7 Tips: Get the Most out of Your next Meeting with a Recruiter

7 Tips: Get the Most out of Your next Meeting with a Recruiter

7 Tips: Get the Most out of Your next Meeting with a Recruiter

When searching for a new role, visiting a recruiter can feel like a welcome respite from the grind. Finally, an insider in the industry who can help you! Whilst this is certainly correct, most visitors to a recruitment agency are missing one important thing: preparation.

Your recruiter sees numerous people every day, and sometimes up to 12 people a week: so be ready to concisely and accurately communicate what you personally are needing in your job hunt. Be ready with a checklist of the burning questions you want to know, and maximise your time with them. Remember: you need to interview them, as much as they interview you!

Here are our top seven points to check off in your next meeting with a recruiter.

Get an honest assessment of your most current CV.

When it comes to your curriculum vitae, it’s really a case of different strokes for different folks. Some industries only want to see a brief one page summary, whilst others want to see your experience in detail.

By seeing an industry-specific recruiter, you will be given insights to the latest trends and expectations when it comes to the application process. And don’t be offended if you have some tweaking to do: constructive criticism is crucial to growth!

Find out if they can proactively market you to their trusted contacts.

We’ve all been there: walking on clouds after an amazing meeting with a well-connected recruiter. But as the days and weeks go by without a call, the deflation sets in as you realise they were full of hot air.

In your meeting, find out their strategy: who are their relevant connections? And when can you expect a successful connection? Work towards quantifying a result, and you won’t be left with big promises and little action.

Assess if they can open doors where you can’t.

Getting your foot in the door is step one to finding a role in your chosen industry. Australia is notorious for its ‘closed’ attitude, particularly in the creative industries where internal promotion or personal referrals reign supreme.

Try and ascertain if your chosen recruiter has sufficient reach to get YOUR foot in the door. Who are their contacts? Do they know any of the people who you aspire to work with? Be prepared with a list of names and companies you wish to work with, and see what they say.
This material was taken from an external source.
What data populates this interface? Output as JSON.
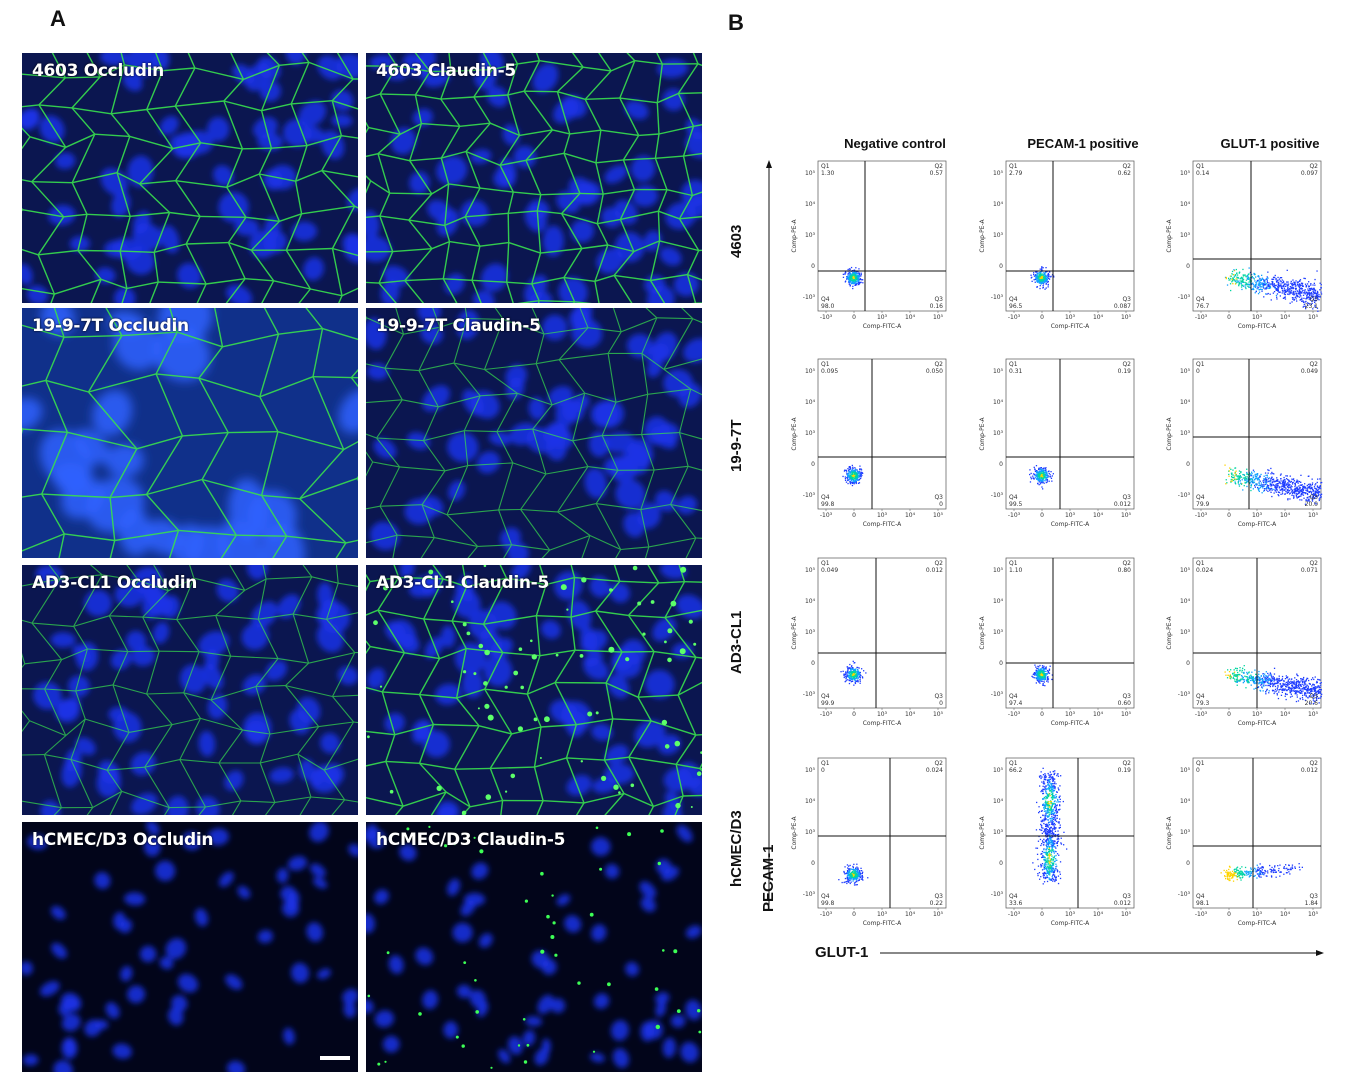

Will they be able to offer impartial advice?

It is crucial to find a recruiter who can remain evenhanded and unbiased in their management of your employment opportunities. Young or old, well-experienced or new to the market, your recruiter should treat your job seeking journey with equal importance as all others.

Push for an assessment of the market.

Optimise your time with the recruiter by getting the one thing you need the most: an honest assessment of your desired industry, and the employment market that sits within it. Are there many roles available? What are the major trends moving through the roles available? Should you be waiting a few months before you resign from your current role?
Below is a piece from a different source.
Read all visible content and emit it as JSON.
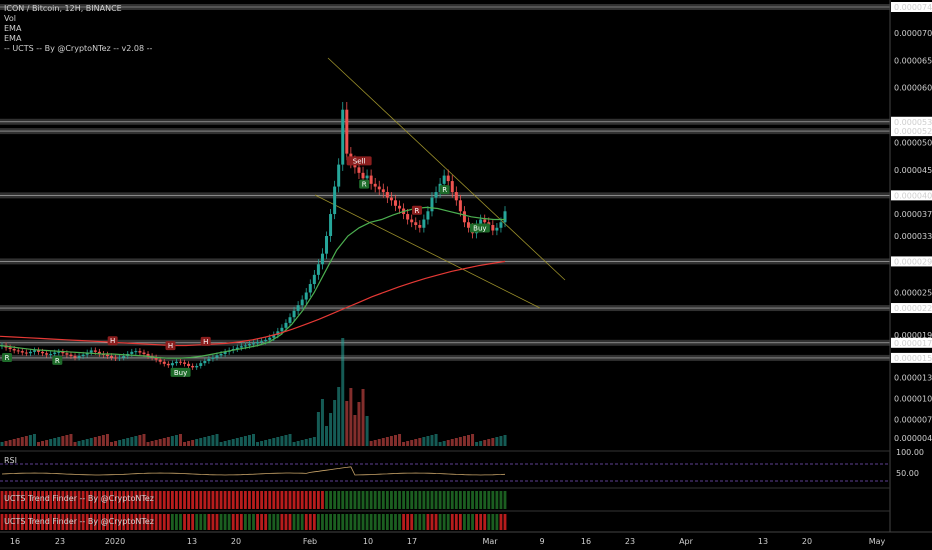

These are all questions that will help to shape your employment journey: job markets can surge forward with new roles, just as quickly as they can shrink back with job cuts. Be careful before leaping in.

Ask for an assessment of your transferable skills.

Whether your current role is highly specific, or placed broadly across several responsibilities, there will always be a solid set of transferable skills to market in your CV. Use your time with the recruiter to pinpoint what these are. They will be the best person to spot the skills that will make you a more employable option.

Get a realistic picture of who you are, and how you place in your industry.

As mentioned above: constructive criticism is crucial to growth! If you feel like you have been knocking on the door of your dream job without an answer for too long, then maybe it’s time to change your approach. A good recruiter will be able to tell your honestly what your chances are, and how to improve them. Be open to change, be open to their suggestions, and most of all: leave your ego at the door!